Les syndicats de police ont demandé mercredi "comment et avec quels moyens" pourrait être appliqué le couvre-feu pour les délinquants de moins de 13 ans. "C'est inapplicable", a déclaré Nicolas Comte, secrétaire général de l'Union SGP-FO/Unité police (1er syndicat de gardiens de la paix) "car le gouvernement s'est engagé dans une diminution des effectifs" de police. "C'est une idée séduisante mais comment va-t-on faire pour l'appliquer?" et "avec quels moyens?", dit Jean-Claude Delage, secrétaire général d'Alliance (deuxième syndicat de gardiens), en évoquant une "réduction d'effectifs" et une "surcharge de missions" de police. "C'est une mesure de bon père de famille qui va rassurer la population" mais "il faut nous donner les moyens, notamment juridiques, de pouvoir l'appliquer", a surenchéri Patrice Ribeiro, secrétaire général-adjoint de Synergie (deuxième syndicat d'officiers de police).
La présidente du Syndicat de la magistrature (SM, classé à gauche) Emmanuelle Perreux a affirmé qu'il s'agissait "d'une mesure totalement inapplicable qui s'inscrit une fois de plus dans une politique répressive". Pour Emmanuelle Perreux, il s'agit "d'une politique tout à fait démagogique qui désigne ces enfants comme des boucs émissaires". Hélène Franco, qui a été juge des enfants pendant sept ans au tribunal de Bobigny, a qualifié la proposition de M. Hortefeux d'"incantatoire et de démagogique". La magistrate "ne voit pas comment elle pourrait être mise en place". "Comment reconnaître les enfants délinquants dans la rue?", demande-t-elle.

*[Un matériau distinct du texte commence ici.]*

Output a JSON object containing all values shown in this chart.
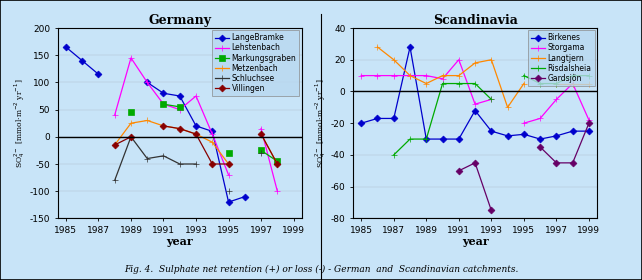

Frédéric Lefebvre, porte-parole de l'UMP, a qualifié de "non assistance à enfant en danger" la réaction de Martine Aubry à la proposition de Brice Hortefeux. "C'est non assistance à enfant en danger", a-t-il dit. "Chacun sait que des jeunes mineurs sont de plus en plus impliqués dans la délinquance et dans les phénomènes de bandes. Décider qu'un mineur de 12 ou 13 ans, déjà mis en cause dans une affaire de délinquance, soit protégé contre la mauvaise influence des voyous et interdit de sortir le soir, ce n'est que l'application de la simple logique", estime M. Lefebvre.